Topline marginally ahead; miss on margins due to SG&A spend

* Revenue increased 10.7% YoY to INR24.4b (v/s est. 9.6% growth), while EBITDA declined 10.9% YoY to INR1.2b (v/s est. +6.5% YoY). Adj. PAT also declined 13.2% YoY to INR932m (v/s est. -28% YoY). For FY21, revenue increased 7.6% YoY, EBITDA remained flat YoY, and PAT declined 5% YoY.

* Revenue increased 10.7% YoY and 3.7% QoQ to INR24.4b (1% beat).

* Revenue growth was led by 5.3% QoQ growth in the International business (led by seasonality) and 4.5% growth in the FM business (above expectations).

* The India Security business grew 1.3% sequentially; however, it is still down 2% YoY.

* The EBITDA margin at 5% reported a drop of 120bp QoQ and 130bp YoY (below expectations), partially due to higher SG&A spend in India in anticipation of demand recovery.

* Margin decline was seen across businesses, with the highest drop reported in the FM business (EBITDA margin of 1.9% v/s 4.3% in 3QFY21) – due to higher SG&A investments in March.

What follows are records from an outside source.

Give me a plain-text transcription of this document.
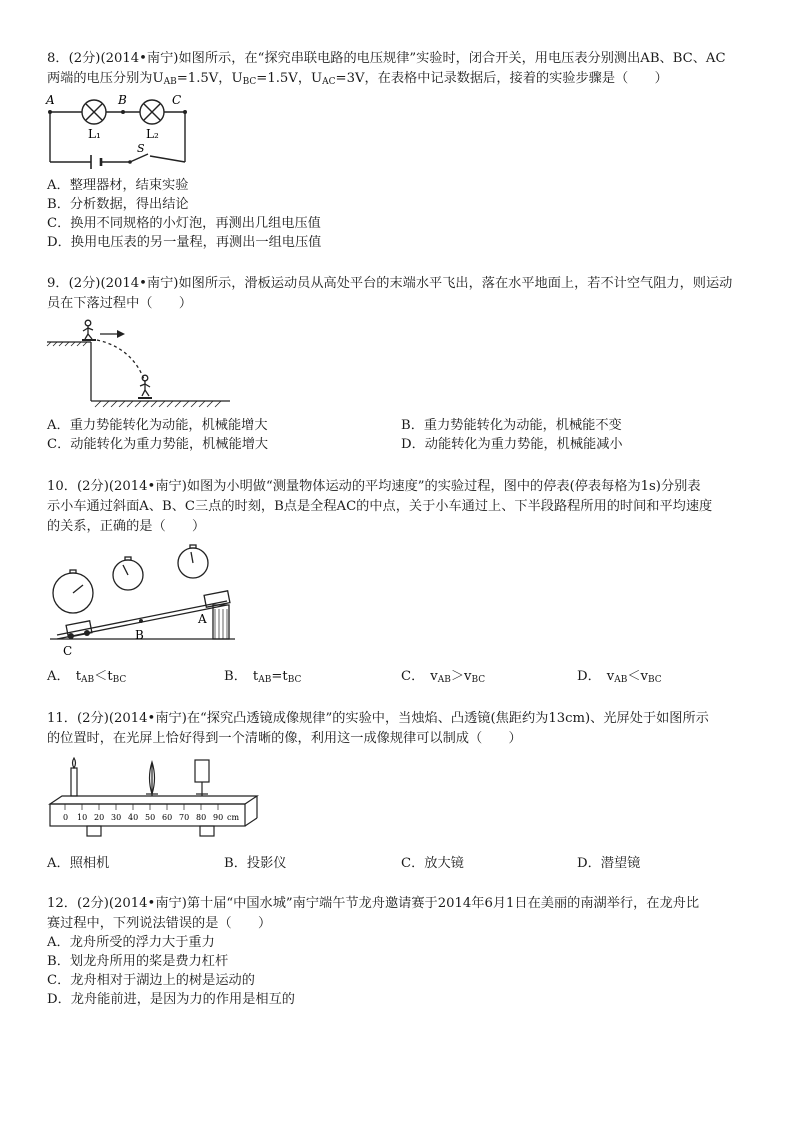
8．(2分)(2014•南宁)如图所示，在“探究串联电路的电压规律”实验时，闭合开关，用电压表分别测出AB、BC、AC
两端的电压分别为$U_{AB}=1.5V$，$U_{BC}=1.5V$，$U_{AC}=3V$，在表格中记录数据后，接着的实验步骤是（　　）
A	B	C
L₁	L₂
S
A．整理器材，结束实验
B．分析数据，得出结论
C．换用不同规格的小灯泡，再测出几组电压值
D．换用电压表的另一量程，再测出一组电压值
9．(2分)(2014•南宁)如图所示，滑板运动员从高处平台的末端水平飞出，落在水平地面上，若不计空气阻力，则运动
员在下落过程中（　　）
A．重力势能转化为动能，机械能增大	B．重力势能转化为动能，机械能不变
C．动能转化为重力势能，机械能增大	D．动能转化为重力势能，机械能减小
10．(2分)(2014•南宁)如图为小明做“测量物体运动的平均速度”的实验过程，图中的停表(停表每格为1s)分别表
示小车通过斜面A、B、C三点的时刻，B点是全程AC的中点，关于小车通过上、下半段路程所用的时间和平均速度
的关系，正确的是（　　）
B
A
C
A． $t_{AB}<t_{BC}$	B． $t_{AB}=t_{BC}$	C． $v_{AB}>v_{BC}$	D． $v_{AB}<v_{BC}$
11．(2分)(2014•南宁)在“探究凸透镜成像规律”的实验中，当烛焰、凸透镜(焦距约为13cm)、光屏处于如图所示
的位置时，在光屏上恰好得到一个清晰的像，利用这一成像规律可以制成（　　）
0 10 20 30 40 50 60 70 80 90 cm
A．照相机	B．投影仪	C．放大镜	D．潜望镜
12．(2分)(2014•南宁)第十届“中国水城”南宁端午节龙舟邀请赛于2014年6月1日在美丽的南湖举行，在龙舟比
赛过程中，下列说法错误的是（　　）
A．龙舟所受的浮力大于重力
B．划龙舟所用的桨是费力杠杆
C．龙舟相对于湖边上的树是运动的
D．龙舟能前进，是因为力的作用是相互的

* International business margins fell 120bps sequentially, weighed by the tapering down of short-term government contracts (related to COVID-19), which were high-margin in nature.

* Margins in India Security also declined 80bps on one-time expenses related to PPE kits and higher SG&A spend in anticipation of a growth uptick.

* Consolidated PAT for 4QFY21 stood at INR932m, implying YoY decline of 13%. This was due to lower operating income and higher ETR, partially offset by higher other income. PAT came in ahead of estimates owing to higher other income.

* Net debt stood at INR3.75b (against INR4.9b in 3QFY21), implying net debt/EBITDA of 0.7 (against 0.92 in the previous quarter).

* The company was able to refinance its earlier NCD of INR1.5b to fresh issuances of INR1.9b at a coupon rate of 7.9% (v/s the earlier coupon rate of 9.2%).

* Net debt in the India business stood at INR3.5b (against INR6.3b in 4QFY20); net debt in the International business stood at INR0.2b (against INR0.77b in 4QFY20).

* OCF/EBITDA for FY21 stood at 123%. The company generated total OCF of INR6.4b. This implies an over 3x increase from OCF for FY20. OCF/EBITDA for 4QFY21 stood at 88.5%.

 

Key highlights from management commentary

* In the overall portfolio, the management expects the Facilities Management business to be the biggest gainer post COVID-19 – given that it has transferred under the health and safety issue and clients are now more concerned with hygiene and sanitization.

* Within the BFSI segment, banks are implementing massive cost cuts. They are reducing the number of employees hired earlier for ATMs and moving to alarmbased and moving guard systems.

* SIS announced its Vision 2025 with two goals: a) converting its market leadership into market share and b) achieving 20% of the group EBITDA in 2025 through tech-based solutions.

* In the case of Vision 2025, the management intends to focus on achieving 85% growth organically and the balance inorganically. Inorganic acquisitions are merely a strategic move by the company; the real growth is expected to come by means of organic levers.

 

Valuation and view

* Over the medium term, as both the central and state governments look to liberalize and formalize the labor markets, SIS should be among the biggest direct beneficiaries.

* We value SECIS at INR540 per share using SOTP: 1) DCF for the India Security business (INR270), 2) an EV/EBITDA multiple of 8x (INR170) for the International Security business (in line with global peers), and 3) DCF for the Facilities Management business (INR100). Adjusting for net debt per share of INR5, we arrive at TP of INR540 per share.

* Our TP implies a target P/E multiple of ~26x/21x for FY22E/FY23E. We view this as reasonable, given its strong growth profile and unique resilience to macroeconomic shocks.